Maybe that’s because he spoke of problems he’d like to tackle (housing, blight, and duplication of programs) and of his colleague candidates and their talents and concerns.
The other big winner of the night was Sandy Spang, a newcomer running for Council. She was sincere and passionate. She thinks outside the box. She puts no one down. Like Mr. Ford, Ms. Spang praised the other Council candidates who spoke that night — Steve Steel, Adam Martinez, and Rob Ludeman. Those five Council candidates might serve as a model for the mayoral candidates — they were collaborative, modest, and deferential. Mr. Ford from one generation and mindset, and Ms. Spang from another, might be able, especially together, to build some bridges and find some creative solutions.
Messrs Bell and Collins left that room with less enthusiasm and support than when the night began. So the attack mode isn’t working.

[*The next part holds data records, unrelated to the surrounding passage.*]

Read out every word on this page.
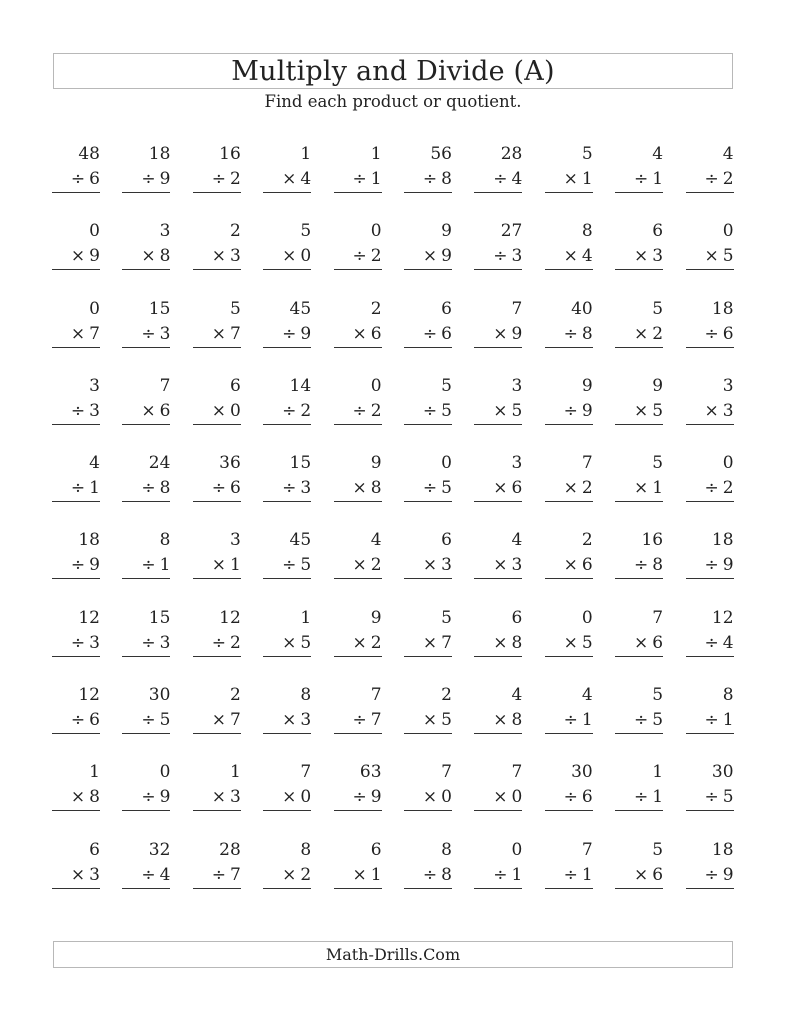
Multiply and Divide (A)
Find each product or quotient.
48
÷ 6
18
÷ 9
16
÷ 2
1
× 4
1
÷ 1
56
÷ 8
28
÷ 4
5
× 1
4
÷ 1
4
÷ 2
0
× 9
3
× 8
2
× 3
5
× 0
0
÷ 2
9
× 9
27
÷ 3
8
× 4
6
× 3
0
× 5
0
× 7
15
÷ 3
5
× 7
45
÷ 9
2
× 6
6
÷ 6
7
× 9
40
÷ 8
5
× 2
18
÷ 6
3
÷ 3
7
× 6
6
× 0
14
÷ 2
0
÷ 2
5
÷ 5
3
× 5
9
÷ 9
9
× 5
3
× 3
4
÷ 1
24
÷ 8
36
÷ 6
15
÷ 3
9
× 8
0
÷ 5
3
× 6
7
× 2
5
× 1
0
÷ 2
18
÷ 9
8
÷ 1
3
× 1
45
÷ 5
4
× 2
6
× 3
4
× 3
2
× 6
16
÷ 8
18
÷ 9
12
÷ 3
15
÷ 3
12
÷ 2
1
× 5
9
× 2
5
× 7
6
× 8
0
× 5
7
× 6
12
÷ 4
12
÷ 6
30
÷ 5
2
× 7
8
× 3
7
÷ 7
2
× 5
4
× 8
4
÷ 1
5
÷ 5
8
÷ 1
1
× 8
0
÷ 9
1
× 3
7
× 0
63
÷ 9
7
× 0
7
× 0
30
÷ 6
1
÷ 1
30
÷ 5
6
× 3
32
÷ 4
28
÷ 7
8
× 2
6
× 1
8
÷ 8
0
÷ 1
7
÷ 1
5
× 6
18
÷ 9
Math-Drills.Com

Of course, a mayor’s race is different from a City Council race. It’s a one-on-one fight — more like a boxing match than a basketball game. You have to draw the distinctions, not the similarities. But we need distinctions of policy, not pique.
Besides, governing is basketball. One of these men will have to govern.
In another forum, earlier in the day, I heard Mr. Ford describe the competitive yet professional and constructive relationship he had with former Gov. Bob Taft when Mr. Ford was head of the House Democrats in Columbus. He lamented today’s loss of civility. So do the voters. Ask Anita Lopez and Joe McNamara.
The Bell TV ad, which attacks Mr. Collins and attempts to make him look like a cranky old man, is more of the same snarkiness. It contributes nothing but bile to the race. I hope the mayor will pull the ad and tell us what he is for.
I’d like to see Mayor Bell talk about what he might do different administratively in a second term, especially in the Department of Neighborhoods.
I’d like to see Mr. Collins discuss the kind of person he would appoint as chief of staff.
I’d like to see a Bell TV commercial that tells us how the mayor plans to move us forward and a Collins commercial that says: Here’s the hope; here’s the change.
Both candidates signed the Blade’s clean campaign pledge. The spirit, as well as the letter, of that pledge is on the line.
Nobody wants to see any more of The Bickersons. A lot of us want to see some vision.